Seems like its similar speeds; https://youtu.be/eyYGP0XEpB0

import pymel
import pyblish.api
import pyblish.util
import pyblish_maya

# setup scene
pymel.core.spaceLocator()

# collecting locators
class CollectLocators(pyblish.api.Collector):
    
    def process(self, context):
        for node in pymel.core.ls(type='locator'):
            instance = context.create_instance(name=node.getParent().name())
            instance.set_data('family', value='locator')

# empty plugin
class EmptyPlugin(pyblish.api.Validator):
    
    families = ['locator']
    
    def process(self, instance):
        return

pyblish.api.register_plugin(CollectLocators)

for i in range(500):
  plugin = type("MyPlugin%s" % i, (EmptyPlugin,), {})
  pyblish.api.register_plugin(plugin)

context = pyblish.api.Context()
context.create_instance("MyInstance")

pyblish.util.publish(context)

pyblish_maya.show()

marcus · October 9, 2015, 4:59pm

Hm, that is odd.

It’s almost certainly related to TCP traffic, but I can’t think of why it would go this slow as the traffic is local only.

It might be related to permission issues, like a firewall, that inspects the packets going in and out at each turn. I’m not sure how you could test that theory…

I’ll keep this in mind for a bit, see if anything pops out the other end. Thanks for running through these tests, very valuable and informative.

tokejepsen · October 9, 2015, 5:01pm

@BigRoy did you have similar speeds?

BigRoy · October 12, 2015, 8:34am

Yup. Both seem to be similar speeds (slow). Also the UI feels really laggy with this number of instances and/or plug-ins.

marcus · October 12, 2015, 11:40am

Beyond testing with this many items, is this a problem?

tokejepsen · October 12, 2015, 11:41am

How do you mean?

marcus · October 12, 2015, 11:45am

I mean, is this a realistic scenario, or is it just for testing?

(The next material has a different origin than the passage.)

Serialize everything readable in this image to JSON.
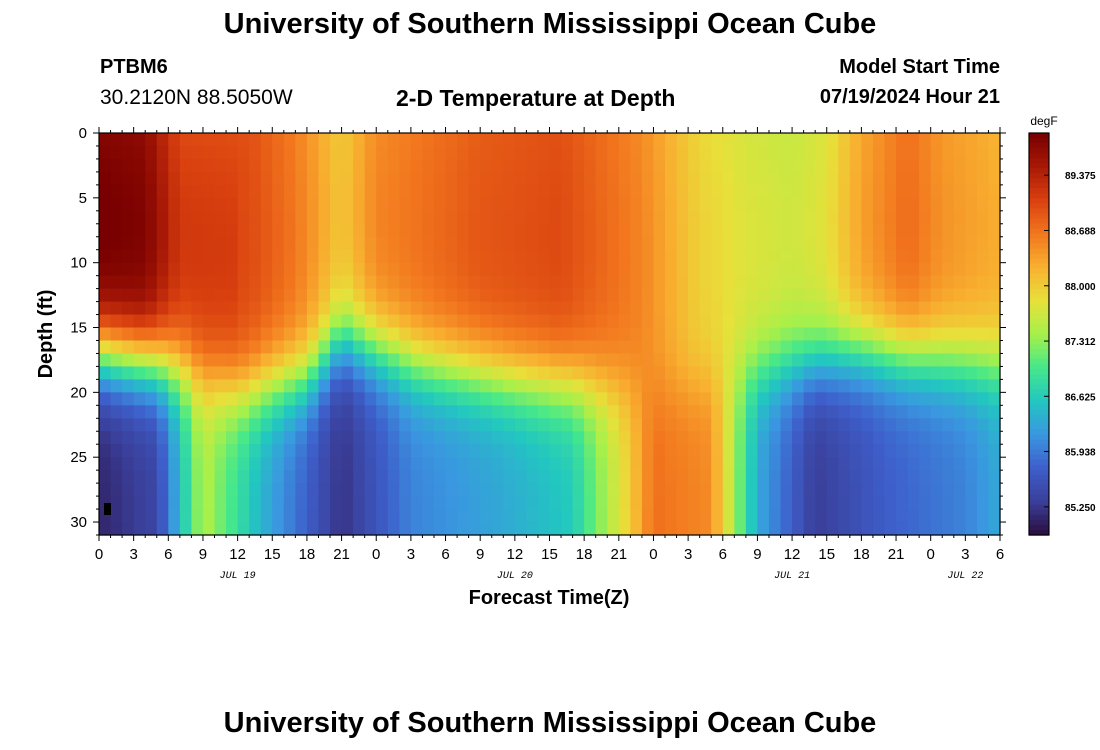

Are you having thousands of instances or plug-ins?

tokejepsen · October 12, 2015, 11:49am

In the example I refer to at the start we have 359 meshes in the scene, that I make instances of.

Although a slightly extreme case, we certain have 100s of meshes in scenes very often.

marcus · October 12, 2015, 1:34pm

Ah, try making an instance out of a collection of meshes instead.

Think of instances as what will become the resulting file. Are you sure you are looking to have 359 unique files published from a single scene? Might be a workflow issue. The intent is to never really go beyond 10-15 instances in even the most complex of feature film scenes.